I imagine everyone in our case studies class has been in a meeting before. I can also say, with almost 100% certainty, we have all been in meetings we absolutely hated. I know for a fact I have. We usually hate meetings because they take up our time, get in the way of other work, and are usually incredibly boring. Unfortunately, meetings are incredibly important and won’t go away. Most of us will attend meetings for the rest of our work lives and many of us will be the ones directing the meetings. This article by Adam Kleinberg gives 7 Tips on how to conduct and execute meetings so our attendees get the most out of the meeting and aren’t forced to sufffer. 

1. Have an agenda. An agenda doesn’t have to be incredibly detailed and complex. You do need to make sure you have an objective and a plan. As long as you know what you want to achieve in the meeting and know how your going to achieve it, you should be good. 

2. Talk with the group, not at the group. Do not have the meeting completely memorized and just go in, talk like your reading a script, then be done. You need to be able to listen and engage with your group.

3. Do not overwhelm them with data. If your doing a powerpoint, don’t have each slide crammed with data. Instead communicate one idea per slide. If you insist on having multiple points on a slide use three. Kleinberg has a good way to illustrate this, “As soon as you put a laundry list in front of people, they don’t see your lovely blouse or cool new jeans. All they see is a pile of dirty laundry.” In other words, keep it short and to the point. 

4. Don’t become overly familiar. Relationships are important to create, but rarely is it love at first sight. You want to have a relationship with your attendees but don’t confuse it if there already is a relationship. It turns people off if you cross the line to quickly. A good way to make sure you’re not crossing the line is to ask your self, “Has this been happening a lot lately?”  If this is true, tone it down.

5. Don’t look at your phone, especially when people are talking. This is a given, and should be used even out of the meeting room. Give people your full attention.

6. Don’t talk over people. Let others talk, even if you have a great idea. No one likes the person that is always 1-upping everyone and trying to show how brillant they are. Let everyone partake in the meeting to get the best brainstorm. Your ideas are valuable and need to be said, but wait your turn.

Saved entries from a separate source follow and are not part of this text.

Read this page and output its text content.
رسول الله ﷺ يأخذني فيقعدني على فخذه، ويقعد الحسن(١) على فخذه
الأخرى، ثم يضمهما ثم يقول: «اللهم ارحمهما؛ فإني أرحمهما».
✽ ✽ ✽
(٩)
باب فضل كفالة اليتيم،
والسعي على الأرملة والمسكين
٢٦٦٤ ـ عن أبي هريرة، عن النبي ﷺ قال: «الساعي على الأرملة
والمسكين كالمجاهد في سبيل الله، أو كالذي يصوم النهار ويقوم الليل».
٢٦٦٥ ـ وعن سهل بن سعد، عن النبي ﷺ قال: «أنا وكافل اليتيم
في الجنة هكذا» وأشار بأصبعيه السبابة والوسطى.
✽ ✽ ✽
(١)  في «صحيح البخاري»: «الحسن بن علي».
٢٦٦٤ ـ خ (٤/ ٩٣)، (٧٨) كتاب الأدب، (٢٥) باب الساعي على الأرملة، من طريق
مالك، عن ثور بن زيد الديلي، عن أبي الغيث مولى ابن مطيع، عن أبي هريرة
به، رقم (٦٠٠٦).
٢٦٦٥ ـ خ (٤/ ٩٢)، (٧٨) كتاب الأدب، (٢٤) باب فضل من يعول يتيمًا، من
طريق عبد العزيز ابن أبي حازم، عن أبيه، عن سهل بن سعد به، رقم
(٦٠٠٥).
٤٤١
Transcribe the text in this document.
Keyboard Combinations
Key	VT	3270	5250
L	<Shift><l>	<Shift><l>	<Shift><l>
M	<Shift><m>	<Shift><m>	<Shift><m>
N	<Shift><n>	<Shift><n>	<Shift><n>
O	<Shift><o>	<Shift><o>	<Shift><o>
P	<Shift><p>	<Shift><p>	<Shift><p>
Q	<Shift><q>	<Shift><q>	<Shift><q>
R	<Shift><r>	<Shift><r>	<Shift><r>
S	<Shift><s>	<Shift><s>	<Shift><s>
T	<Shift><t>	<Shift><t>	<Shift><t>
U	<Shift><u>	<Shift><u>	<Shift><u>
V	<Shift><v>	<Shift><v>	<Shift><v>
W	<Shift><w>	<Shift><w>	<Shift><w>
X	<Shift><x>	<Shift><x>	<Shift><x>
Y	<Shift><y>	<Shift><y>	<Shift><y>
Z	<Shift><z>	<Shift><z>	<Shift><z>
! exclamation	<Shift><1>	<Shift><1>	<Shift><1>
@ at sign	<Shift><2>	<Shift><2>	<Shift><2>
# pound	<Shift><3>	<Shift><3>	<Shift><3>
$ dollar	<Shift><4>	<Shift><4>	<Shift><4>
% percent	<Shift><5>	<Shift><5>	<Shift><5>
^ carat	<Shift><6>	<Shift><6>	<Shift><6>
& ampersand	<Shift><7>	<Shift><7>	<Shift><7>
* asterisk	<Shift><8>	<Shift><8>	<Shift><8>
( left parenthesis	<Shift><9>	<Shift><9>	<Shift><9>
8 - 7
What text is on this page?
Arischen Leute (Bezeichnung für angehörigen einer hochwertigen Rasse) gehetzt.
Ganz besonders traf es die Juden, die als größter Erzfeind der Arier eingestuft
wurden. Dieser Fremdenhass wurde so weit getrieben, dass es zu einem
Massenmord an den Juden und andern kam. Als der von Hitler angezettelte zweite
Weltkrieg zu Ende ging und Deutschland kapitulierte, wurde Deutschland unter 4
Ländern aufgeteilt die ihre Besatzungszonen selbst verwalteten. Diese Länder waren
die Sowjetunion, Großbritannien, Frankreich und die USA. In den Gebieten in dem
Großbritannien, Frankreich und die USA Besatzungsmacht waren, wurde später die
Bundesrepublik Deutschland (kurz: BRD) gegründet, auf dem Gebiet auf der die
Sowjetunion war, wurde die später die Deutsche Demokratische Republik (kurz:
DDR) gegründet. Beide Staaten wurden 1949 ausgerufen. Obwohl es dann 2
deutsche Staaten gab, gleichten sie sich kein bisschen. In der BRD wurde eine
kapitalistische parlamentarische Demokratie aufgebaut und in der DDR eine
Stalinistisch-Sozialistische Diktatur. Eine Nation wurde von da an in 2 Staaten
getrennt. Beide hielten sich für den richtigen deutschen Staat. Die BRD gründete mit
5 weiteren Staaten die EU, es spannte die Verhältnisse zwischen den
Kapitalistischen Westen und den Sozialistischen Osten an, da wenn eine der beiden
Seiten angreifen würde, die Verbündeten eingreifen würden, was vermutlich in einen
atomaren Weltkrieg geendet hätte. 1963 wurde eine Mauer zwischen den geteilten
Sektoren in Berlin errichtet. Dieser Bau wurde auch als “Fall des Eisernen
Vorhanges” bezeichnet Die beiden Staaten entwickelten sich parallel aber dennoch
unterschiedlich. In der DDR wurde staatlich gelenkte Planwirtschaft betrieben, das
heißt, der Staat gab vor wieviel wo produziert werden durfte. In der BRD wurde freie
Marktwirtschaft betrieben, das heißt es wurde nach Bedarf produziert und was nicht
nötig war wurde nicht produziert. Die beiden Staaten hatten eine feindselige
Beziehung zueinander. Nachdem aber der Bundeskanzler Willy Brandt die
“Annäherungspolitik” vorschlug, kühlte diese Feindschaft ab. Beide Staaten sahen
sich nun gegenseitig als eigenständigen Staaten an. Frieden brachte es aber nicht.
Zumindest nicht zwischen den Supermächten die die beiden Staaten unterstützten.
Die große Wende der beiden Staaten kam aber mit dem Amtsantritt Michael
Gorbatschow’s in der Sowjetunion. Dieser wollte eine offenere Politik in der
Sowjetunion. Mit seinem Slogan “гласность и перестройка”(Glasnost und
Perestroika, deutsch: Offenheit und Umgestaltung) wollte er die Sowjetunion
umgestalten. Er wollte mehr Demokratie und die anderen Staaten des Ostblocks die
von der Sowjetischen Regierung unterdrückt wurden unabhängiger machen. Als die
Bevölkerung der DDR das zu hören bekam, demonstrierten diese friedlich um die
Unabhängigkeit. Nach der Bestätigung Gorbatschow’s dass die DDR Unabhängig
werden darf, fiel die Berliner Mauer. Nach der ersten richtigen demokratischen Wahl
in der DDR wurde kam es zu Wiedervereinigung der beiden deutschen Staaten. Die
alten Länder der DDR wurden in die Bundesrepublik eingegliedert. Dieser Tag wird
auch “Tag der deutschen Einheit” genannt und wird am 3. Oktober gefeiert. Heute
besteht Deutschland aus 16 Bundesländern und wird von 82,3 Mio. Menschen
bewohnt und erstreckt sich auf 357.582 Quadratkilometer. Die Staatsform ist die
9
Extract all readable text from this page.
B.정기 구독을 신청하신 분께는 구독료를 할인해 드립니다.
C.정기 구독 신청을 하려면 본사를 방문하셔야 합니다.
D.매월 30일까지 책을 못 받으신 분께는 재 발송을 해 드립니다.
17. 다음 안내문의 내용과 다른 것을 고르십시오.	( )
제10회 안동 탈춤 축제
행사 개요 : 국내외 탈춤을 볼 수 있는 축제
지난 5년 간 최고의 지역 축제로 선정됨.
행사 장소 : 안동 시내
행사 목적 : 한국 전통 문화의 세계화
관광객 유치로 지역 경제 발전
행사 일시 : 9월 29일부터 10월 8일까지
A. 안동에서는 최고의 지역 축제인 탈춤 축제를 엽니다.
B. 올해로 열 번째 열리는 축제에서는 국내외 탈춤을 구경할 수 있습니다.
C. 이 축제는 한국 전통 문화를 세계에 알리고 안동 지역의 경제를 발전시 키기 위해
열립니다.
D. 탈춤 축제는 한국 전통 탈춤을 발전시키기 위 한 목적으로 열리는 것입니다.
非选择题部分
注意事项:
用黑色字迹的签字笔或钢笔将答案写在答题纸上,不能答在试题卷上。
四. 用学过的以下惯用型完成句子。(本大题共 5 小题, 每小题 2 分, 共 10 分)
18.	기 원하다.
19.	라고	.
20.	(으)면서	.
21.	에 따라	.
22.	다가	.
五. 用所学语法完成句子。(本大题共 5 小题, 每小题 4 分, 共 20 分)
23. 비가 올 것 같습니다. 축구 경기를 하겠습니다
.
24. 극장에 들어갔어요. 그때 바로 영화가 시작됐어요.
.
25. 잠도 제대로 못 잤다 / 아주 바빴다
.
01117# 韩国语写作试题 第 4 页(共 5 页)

7. Don’t talk just to show you have value, when you really don’t have value. Kleinberg says these people are called “blowhards.” They talk just to be heard and create the illusion that they are valuable. No one likes a blowhard; so don’t speak just to be heard, speak to add value. 

These 7 skills are very important to all of us. We need to know how to conduct ourselves in meetings to get the most out of the the meeting, whether the meeting is with classmates, coworkers, or clients.